The Alberta Court of Appeal affirmed an arbitral award upholding the termination of a probationary employee with Asperger’s syndrome in Telecommunications Workers Union v Telus Communications Inc., 2014 ABCA 154. The arbitrator had acknowledged that the grievor’s disability was a contributing factor to his failure to meet the performance standards required of him and to his resulting termination. She went on to conclude that the employer had no duty to accommodate the grievor where accommodation had not been sought and the employer was unaware of the nature of the disability or that accommodation was required.
Finally, she accepted, as did the union, that no accommodation of the grievor’s condition would have been possible.
The Court held that two different standards – correctness and reasonableness – applied in reviewing the decision. The former applied to the assessment of the stated test for prima facie discrimination and the latter applied to the application of that test to the facts.
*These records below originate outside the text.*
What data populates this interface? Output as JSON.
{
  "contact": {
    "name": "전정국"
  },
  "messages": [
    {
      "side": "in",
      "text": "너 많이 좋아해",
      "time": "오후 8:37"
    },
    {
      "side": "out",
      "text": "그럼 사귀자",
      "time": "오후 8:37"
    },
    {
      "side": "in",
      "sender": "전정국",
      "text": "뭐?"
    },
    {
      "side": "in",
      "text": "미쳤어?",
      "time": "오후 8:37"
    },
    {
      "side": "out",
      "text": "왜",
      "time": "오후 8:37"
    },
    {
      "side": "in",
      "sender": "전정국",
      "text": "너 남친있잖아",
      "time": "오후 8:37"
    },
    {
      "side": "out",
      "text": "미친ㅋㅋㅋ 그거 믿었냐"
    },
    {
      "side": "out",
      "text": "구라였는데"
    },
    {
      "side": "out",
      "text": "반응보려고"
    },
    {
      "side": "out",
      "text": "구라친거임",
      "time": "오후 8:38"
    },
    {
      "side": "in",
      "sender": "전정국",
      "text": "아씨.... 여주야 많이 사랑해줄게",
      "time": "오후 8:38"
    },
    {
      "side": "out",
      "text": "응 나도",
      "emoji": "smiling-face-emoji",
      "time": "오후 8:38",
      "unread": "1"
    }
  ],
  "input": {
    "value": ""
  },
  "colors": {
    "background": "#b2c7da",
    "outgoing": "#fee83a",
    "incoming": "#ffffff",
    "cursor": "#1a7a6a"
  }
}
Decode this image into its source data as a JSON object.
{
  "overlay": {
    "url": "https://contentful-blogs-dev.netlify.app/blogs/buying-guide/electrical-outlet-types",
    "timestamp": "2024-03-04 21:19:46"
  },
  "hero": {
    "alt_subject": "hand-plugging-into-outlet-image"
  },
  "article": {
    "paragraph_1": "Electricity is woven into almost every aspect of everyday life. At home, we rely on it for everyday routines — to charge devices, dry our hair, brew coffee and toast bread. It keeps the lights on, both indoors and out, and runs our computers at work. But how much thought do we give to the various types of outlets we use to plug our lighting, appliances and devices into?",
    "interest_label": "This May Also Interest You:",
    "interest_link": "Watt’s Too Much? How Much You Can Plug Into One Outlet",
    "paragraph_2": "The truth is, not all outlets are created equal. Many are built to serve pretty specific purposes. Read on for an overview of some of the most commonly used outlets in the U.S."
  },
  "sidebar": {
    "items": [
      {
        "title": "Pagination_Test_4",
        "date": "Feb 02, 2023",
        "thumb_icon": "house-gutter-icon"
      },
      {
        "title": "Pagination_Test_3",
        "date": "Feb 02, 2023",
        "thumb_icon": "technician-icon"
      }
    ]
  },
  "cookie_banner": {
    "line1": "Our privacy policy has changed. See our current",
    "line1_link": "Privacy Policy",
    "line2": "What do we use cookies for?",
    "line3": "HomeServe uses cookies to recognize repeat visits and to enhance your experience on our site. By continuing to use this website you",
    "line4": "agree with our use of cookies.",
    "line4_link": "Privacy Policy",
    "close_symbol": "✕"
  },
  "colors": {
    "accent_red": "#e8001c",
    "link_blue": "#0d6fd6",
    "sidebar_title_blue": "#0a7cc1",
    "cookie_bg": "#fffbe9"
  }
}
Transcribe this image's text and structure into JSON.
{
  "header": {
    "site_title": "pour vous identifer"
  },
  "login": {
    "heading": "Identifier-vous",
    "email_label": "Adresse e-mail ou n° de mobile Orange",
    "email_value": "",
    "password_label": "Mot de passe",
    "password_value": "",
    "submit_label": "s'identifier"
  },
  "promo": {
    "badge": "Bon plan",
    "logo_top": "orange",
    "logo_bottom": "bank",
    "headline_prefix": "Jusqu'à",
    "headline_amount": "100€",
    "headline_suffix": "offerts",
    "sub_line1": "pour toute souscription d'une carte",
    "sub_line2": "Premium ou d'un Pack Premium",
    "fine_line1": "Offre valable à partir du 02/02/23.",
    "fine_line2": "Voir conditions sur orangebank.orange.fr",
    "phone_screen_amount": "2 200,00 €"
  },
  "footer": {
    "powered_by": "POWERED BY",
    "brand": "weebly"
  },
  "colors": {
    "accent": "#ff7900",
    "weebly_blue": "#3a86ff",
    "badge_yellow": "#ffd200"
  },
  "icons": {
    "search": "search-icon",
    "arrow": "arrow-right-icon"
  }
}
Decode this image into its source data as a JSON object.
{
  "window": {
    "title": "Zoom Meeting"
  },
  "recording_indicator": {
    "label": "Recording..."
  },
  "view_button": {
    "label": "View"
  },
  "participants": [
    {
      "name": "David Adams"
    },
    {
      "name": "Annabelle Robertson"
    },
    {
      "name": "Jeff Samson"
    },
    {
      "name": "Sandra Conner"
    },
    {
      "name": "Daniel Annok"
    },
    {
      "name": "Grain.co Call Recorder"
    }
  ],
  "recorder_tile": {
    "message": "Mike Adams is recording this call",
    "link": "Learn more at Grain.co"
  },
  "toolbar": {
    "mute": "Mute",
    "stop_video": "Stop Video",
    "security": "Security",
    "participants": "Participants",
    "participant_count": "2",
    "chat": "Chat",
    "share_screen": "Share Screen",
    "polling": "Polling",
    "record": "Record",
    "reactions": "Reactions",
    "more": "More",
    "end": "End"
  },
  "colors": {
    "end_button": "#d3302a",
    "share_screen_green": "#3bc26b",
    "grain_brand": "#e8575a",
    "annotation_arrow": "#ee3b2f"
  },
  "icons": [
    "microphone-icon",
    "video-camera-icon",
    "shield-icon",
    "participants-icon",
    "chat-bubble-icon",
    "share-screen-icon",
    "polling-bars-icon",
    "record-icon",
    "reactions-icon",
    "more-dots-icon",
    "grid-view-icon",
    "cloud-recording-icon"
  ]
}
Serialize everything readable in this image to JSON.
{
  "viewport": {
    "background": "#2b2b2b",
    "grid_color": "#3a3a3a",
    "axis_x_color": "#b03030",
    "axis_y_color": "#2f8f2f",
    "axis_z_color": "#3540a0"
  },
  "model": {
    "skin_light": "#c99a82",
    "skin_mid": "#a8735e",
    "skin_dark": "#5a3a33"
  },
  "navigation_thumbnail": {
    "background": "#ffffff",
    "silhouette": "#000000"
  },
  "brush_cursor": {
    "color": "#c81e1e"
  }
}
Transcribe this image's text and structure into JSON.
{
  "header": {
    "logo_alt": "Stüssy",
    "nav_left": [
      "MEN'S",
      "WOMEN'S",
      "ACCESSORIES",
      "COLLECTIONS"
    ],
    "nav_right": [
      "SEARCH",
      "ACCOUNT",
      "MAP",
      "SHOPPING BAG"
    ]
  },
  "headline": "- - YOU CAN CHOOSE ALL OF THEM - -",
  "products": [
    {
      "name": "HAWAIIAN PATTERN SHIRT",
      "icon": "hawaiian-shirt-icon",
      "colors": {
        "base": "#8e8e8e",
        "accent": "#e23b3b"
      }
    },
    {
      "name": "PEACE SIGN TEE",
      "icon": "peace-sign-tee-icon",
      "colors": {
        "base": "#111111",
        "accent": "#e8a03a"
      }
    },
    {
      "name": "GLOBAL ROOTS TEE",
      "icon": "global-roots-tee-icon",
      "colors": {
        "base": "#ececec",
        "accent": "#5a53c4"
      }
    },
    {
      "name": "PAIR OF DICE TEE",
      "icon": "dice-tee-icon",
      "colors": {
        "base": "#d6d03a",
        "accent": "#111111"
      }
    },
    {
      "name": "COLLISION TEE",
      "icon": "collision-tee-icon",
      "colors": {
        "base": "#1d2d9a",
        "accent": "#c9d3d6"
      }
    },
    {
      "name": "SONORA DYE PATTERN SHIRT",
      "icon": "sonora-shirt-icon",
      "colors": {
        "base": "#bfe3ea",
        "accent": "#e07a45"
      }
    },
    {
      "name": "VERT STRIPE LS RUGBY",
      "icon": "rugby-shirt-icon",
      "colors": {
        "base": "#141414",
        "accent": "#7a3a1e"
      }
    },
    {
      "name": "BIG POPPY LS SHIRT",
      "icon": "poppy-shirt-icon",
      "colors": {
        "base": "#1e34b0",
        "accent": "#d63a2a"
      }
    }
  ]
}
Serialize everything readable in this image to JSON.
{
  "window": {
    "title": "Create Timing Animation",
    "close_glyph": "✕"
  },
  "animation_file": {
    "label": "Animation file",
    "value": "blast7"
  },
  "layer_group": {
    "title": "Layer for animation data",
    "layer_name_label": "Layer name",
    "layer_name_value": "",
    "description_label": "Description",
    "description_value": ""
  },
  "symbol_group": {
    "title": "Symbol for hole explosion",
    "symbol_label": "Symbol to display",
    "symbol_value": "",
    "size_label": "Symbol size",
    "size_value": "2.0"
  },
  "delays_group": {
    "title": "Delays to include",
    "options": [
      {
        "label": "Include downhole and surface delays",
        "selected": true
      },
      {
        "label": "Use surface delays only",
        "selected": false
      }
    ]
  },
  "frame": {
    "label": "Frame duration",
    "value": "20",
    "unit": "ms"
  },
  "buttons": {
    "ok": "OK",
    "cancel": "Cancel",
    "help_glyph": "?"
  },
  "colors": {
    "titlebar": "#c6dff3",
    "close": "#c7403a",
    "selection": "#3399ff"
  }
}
In relation to the content of the test, the arbitrator and the lower court had incorrectly added a requirement for employer knowledge of the grievor’s disability to the test for prima facie discrimination. Only 3 elements need be established for proof of a prima facie case of disability discrimination: (1) a protected characteristic (Asperger’s); (2) an adverse impact (termination); and (3) proof that the protected characteristic was a factor in the adverse impact (Asperger’s contributed to the performance difficulties that resulted in the termination).
Although a prima facie case of adverse effect discrimination had been established on the facts, that case was met by the finding that no possible accommodation could have been made unless the employer had a duty to consider transferring the grievor to a different, more suitable position within its organization. The arbitrator had found that no such duty existed in the case of a probationary employee. The Court found no need to address the reasonableness of that finding, given that no suitable positions had been identified. The employer did not have an independent procedural obligation to embark upon a search for a suitable position where substantive accommodation was impossible.